Mike Parker

Personal information
- Nationality: British (English)
- Born: 2 May 1938 (age 88) Bridgnorth, Shropshire, England
- Height: 187 cm (6 ft 2 in)
- Weight: 80 kg (176 lb)

Sport
- Sport: Athletics
- Event: Hurdling
- Club: Cambridge University AC Achilles Club

Achievements and titles
- Personal best: 110H – 13.9 (1963)

Medal record
Athletics
Representing England
British Empire & Commonwealth Games
| Silver medal – second place | 1966 Kingston | 120y hurdles |

= Mike Parker (hurdler) =

British hurdler (born 1938)

John Michael Parker (born 2 May 1938) is a British former hurdler who competed at the two Olympic Games.

== Biography ==
Parker was educated at Repton School and St Catharine's College, Cambridge.
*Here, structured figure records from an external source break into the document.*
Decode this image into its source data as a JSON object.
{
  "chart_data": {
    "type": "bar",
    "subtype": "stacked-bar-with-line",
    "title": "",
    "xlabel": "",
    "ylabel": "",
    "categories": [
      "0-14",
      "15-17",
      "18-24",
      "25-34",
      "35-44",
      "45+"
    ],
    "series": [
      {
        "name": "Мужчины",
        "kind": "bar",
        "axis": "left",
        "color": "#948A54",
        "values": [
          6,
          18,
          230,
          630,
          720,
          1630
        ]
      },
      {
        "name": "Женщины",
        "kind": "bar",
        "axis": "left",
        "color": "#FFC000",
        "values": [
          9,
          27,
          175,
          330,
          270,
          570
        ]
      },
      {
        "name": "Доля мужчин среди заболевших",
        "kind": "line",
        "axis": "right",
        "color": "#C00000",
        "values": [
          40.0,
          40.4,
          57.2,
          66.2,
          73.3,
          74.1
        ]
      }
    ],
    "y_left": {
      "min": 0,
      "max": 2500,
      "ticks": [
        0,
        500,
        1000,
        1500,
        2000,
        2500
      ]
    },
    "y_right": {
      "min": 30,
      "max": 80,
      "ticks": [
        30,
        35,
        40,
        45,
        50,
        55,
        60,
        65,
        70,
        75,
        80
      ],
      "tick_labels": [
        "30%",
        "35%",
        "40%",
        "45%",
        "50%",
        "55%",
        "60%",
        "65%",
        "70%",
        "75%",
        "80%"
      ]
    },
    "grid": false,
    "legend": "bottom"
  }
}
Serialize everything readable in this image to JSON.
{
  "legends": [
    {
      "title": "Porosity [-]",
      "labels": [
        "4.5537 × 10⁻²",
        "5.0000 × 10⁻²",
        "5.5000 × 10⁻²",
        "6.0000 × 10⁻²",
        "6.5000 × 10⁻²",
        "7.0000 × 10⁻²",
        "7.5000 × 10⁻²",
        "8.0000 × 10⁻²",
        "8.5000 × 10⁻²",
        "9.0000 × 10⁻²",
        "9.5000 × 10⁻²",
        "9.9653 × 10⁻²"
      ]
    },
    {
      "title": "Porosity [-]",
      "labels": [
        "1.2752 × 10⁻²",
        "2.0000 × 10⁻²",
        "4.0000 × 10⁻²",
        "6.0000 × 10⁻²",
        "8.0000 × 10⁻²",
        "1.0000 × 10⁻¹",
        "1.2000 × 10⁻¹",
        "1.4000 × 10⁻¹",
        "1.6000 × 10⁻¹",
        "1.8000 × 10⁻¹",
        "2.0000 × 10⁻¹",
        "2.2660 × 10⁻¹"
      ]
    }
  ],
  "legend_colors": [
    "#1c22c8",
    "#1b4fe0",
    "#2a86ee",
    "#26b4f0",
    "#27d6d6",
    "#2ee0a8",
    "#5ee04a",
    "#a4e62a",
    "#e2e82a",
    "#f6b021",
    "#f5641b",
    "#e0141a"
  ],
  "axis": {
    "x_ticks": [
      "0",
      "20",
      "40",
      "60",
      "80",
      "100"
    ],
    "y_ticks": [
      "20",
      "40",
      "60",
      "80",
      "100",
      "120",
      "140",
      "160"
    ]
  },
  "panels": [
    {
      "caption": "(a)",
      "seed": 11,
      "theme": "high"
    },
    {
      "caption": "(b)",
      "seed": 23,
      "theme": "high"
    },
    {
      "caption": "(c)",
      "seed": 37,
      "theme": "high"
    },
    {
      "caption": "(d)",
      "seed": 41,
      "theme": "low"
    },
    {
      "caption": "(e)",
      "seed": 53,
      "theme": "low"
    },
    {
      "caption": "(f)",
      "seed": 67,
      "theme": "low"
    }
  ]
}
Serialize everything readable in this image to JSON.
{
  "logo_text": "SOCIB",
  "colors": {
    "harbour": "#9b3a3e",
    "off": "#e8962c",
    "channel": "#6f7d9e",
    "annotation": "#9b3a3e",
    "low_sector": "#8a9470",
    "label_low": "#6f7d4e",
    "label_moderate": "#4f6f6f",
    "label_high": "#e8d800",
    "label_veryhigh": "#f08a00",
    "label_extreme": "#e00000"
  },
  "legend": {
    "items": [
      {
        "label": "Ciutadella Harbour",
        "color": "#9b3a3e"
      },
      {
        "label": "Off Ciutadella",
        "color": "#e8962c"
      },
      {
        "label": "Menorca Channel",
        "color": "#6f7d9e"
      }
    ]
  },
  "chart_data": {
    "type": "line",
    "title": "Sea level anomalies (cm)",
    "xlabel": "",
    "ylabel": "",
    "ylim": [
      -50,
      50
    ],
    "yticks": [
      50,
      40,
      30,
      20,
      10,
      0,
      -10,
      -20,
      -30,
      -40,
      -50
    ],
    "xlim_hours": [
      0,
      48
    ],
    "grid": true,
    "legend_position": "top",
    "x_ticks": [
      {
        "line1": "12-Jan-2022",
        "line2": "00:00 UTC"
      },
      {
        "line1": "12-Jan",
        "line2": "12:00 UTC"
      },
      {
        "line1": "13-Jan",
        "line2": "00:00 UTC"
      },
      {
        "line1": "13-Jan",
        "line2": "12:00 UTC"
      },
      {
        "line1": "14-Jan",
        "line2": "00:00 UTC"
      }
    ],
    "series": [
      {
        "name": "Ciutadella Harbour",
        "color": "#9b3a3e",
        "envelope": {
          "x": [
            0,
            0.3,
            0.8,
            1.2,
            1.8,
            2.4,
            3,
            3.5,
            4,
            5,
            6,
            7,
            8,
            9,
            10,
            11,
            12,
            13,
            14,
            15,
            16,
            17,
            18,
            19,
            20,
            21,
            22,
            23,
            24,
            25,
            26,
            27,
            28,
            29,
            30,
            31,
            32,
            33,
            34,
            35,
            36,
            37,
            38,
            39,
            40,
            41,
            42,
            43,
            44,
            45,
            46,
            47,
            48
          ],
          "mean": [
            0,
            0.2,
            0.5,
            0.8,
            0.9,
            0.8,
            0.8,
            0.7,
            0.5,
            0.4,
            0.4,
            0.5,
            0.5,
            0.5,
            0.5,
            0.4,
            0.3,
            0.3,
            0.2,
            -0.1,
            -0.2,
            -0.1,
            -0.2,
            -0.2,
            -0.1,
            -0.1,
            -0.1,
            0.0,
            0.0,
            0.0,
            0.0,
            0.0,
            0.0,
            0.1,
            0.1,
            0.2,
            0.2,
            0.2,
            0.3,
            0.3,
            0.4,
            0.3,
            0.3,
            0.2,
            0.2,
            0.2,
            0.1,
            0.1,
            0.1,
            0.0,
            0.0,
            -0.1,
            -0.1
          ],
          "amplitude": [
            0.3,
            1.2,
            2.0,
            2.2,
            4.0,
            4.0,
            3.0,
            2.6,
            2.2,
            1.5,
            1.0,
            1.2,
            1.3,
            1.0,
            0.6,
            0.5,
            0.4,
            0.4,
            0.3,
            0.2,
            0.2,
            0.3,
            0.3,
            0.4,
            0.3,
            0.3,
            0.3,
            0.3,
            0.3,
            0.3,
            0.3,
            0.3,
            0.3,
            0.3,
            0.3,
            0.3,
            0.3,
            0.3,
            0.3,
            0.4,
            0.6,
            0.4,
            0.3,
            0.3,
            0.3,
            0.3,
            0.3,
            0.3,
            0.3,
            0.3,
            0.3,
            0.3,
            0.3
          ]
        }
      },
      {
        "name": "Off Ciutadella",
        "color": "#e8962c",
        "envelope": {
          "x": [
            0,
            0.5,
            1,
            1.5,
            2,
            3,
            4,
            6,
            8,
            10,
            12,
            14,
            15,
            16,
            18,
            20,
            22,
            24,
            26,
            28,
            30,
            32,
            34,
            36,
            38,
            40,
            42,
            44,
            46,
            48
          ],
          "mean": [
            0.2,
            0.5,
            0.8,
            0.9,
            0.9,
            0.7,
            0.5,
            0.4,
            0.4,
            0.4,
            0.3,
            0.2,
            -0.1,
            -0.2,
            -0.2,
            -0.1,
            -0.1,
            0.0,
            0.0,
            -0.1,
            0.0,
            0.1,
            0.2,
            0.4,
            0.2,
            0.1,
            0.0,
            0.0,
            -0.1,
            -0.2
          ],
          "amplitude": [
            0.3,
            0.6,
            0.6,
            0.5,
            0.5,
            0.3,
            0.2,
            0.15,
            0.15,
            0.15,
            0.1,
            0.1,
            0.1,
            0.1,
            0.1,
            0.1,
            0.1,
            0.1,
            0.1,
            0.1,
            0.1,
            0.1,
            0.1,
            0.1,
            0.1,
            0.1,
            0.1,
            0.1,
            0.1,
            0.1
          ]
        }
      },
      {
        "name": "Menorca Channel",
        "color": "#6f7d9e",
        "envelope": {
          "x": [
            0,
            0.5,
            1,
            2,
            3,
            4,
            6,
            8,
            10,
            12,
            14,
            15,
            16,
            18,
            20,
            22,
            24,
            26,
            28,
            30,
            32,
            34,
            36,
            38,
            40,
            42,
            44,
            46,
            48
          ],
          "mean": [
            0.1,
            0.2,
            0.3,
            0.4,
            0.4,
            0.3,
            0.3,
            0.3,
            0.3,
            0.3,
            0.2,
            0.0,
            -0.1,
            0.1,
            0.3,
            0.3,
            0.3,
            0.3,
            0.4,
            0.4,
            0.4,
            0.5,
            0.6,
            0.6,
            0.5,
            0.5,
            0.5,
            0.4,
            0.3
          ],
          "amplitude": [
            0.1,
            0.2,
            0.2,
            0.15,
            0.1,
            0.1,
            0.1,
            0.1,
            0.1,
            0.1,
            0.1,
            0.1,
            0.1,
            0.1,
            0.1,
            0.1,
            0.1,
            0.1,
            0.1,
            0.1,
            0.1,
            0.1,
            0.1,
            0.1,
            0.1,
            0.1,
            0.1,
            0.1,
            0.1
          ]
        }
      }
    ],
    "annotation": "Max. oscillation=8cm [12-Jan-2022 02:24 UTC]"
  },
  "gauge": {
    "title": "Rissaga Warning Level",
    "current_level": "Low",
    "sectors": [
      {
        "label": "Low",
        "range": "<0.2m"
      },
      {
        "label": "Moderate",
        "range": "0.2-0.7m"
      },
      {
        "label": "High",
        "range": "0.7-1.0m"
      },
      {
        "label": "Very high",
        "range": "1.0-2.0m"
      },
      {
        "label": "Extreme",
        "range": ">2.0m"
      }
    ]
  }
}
Parker finished second behind Ghulam Raziq in the 120 yards hurdles event at the 1960 AAA Championships and by virtue of being the best placed British athlete was the British 120 yards hurdles champion.

Parker won the 120 yards hurdles title outright at the 1964 AAA Championships and later that year at the 1964 Olympic Games in Tokyo, he represented Great Britain in the 110 metres hurdles.

Parker represented England and won a silver medal in the 120 yards hurdles, at the 1966 British Empire and Commonwealth Games in Kingston, Jamaica.

At the 1968 Olympic Games in Mexico City, Parker represented Great Britain again in the 110 metres hurdles.